Jared made a helpless gesture, only to gasp when the skin and antenna tugged. The shark and him shared physical space, not a brain. He never remembered more than flashes.

Jensen made an exasperated noise. “Do you think it's remote controlled?”

A knock came on the door.

“Crap,” Jared said. “It's probably my landlord. Just ignore it.”

“Are you behind again?”

Jared shrugged, which moved the antenna, which hurt. He'd been doing this for twelve years, his whole life guided by two basic principles: 1) The shark was stupid and 2) The shark needed to be contained. These principles had led to the creation of Jared's _systems_ , which included things like 'reduce stress' and 'do not invite chaos.'

Jared worked low-paying jobs where he didn't need to be near people, because people stressed him out, and stress made him turn into a shark. He looked for places where it was normal for employees to leave without notice, because sometimes he needed to take emergency trips to the ocean. He kept his crappy apartment military-inspection neat and stuck to plain, vegetarian foods, because one time he covered a bacon omelet in hot sauce, only to feel huge, serrated teeth slice open his human gums.
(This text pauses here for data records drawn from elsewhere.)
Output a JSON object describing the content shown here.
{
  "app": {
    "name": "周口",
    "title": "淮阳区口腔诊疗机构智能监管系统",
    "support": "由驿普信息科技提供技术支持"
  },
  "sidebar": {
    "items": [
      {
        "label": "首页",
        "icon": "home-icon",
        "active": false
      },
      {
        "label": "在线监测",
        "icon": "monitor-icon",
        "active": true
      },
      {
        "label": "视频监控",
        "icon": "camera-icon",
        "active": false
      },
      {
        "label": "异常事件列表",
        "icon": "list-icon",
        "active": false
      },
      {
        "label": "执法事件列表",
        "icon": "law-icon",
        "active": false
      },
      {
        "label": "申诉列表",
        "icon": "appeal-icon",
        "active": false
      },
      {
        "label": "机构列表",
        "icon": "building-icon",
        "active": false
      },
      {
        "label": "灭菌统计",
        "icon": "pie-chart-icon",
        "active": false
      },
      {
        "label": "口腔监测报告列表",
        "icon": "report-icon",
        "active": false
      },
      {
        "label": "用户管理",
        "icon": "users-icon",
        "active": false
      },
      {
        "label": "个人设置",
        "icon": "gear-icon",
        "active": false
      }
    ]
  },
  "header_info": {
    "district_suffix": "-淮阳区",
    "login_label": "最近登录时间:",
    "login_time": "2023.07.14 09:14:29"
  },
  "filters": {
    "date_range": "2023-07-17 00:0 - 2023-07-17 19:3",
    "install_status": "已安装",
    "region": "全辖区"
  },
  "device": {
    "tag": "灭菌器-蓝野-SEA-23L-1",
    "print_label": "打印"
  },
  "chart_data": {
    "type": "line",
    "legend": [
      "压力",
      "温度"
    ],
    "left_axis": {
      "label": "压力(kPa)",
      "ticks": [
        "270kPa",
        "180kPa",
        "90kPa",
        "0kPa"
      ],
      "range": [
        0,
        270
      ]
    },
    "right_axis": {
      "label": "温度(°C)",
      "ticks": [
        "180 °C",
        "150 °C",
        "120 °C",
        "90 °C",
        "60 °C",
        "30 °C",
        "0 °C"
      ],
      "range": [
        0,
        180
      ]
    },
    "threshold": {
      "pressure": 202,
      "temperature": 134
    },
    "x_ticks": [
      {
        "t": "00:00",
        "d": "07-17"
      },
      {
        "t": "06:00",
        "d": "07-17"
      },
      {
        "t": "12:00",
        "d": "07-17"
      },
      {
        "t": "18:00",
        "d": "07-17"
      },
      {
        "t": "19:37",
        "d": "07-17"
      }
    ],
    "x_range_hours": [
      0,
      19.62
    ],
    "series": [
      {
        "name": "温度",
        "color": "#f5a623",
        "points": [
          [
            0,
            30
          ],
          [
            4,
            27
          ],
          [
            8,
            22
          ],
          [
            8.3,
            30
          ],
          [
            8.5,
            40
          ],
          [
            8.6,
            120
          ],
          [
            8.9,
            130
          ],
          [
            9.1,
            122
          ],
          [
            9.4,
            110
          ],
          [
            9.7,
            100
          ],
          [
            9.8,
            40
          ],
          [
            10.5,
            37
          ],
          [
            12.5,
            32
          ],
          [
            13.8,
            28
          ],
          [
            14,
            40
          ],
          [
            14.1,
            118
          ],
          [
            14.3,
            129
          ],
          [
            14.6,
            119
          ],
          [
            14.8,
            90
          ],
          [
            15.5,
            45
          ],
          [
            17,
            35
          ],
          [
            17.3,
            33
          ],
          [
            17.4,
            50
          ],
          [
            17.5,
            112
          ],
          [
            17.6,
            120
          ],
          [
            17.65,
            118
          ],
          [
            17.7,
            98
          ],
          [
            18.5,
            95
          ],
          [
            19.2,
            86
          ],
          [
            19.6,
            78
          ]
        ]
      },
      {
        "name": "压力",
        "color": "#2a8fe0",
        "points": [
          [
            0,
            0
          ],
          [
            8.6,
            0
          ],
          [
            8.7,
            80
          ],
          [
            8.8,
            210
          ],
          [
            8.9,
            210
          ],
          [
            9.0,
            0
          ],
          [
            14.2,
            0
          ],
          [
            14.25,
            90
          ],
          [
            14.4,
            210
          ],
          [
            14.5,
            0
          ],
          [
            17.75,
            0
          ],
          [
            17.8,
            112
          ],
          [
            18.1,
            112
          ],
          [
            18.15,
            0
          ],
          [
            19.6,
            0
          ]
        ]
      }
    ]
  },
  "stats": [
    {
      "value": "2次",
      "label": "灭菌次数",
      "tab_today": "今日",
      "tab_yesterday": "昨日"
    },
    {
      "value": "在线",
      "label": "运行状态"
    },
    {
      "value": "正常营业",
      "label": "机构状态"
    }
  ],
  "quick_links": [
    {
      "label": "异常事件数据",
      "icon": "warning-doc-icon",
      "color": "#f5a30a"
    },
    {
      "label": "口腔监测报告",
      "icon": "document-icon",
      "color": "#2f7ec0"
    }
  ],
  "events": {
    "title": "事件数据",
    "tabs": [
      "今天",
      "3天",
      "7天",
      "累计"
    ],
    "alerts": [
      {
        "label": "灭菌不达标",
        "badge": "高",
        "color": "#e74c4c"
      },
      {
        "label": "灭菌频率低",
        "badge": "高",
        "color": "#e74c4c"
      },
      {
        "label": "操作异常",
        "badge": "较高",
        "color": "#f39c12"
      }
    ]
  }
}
Jensen ran a hand over his mouth. “Danni's got that friend who's a nurse. Maybe we could get her to take a look?”

“What would we tell her? I'm a hard thing to explain, Jensen!”

The knocking became more insistent.

“Whoever you're looking for isn't home!” Jensen shouted, before lowering his voice. “You don't think it's another public indecency thing, do you?”

“Cops say they're cops when they knock.” Jared had racked up more warnings than he wanted to admit, though living near a beach made people more forgiving, since the ocean had a way of stealing too-loose swim trunks. He just hoped the cops continued to let him off; he didn't want to know what happened to weresharks in jail.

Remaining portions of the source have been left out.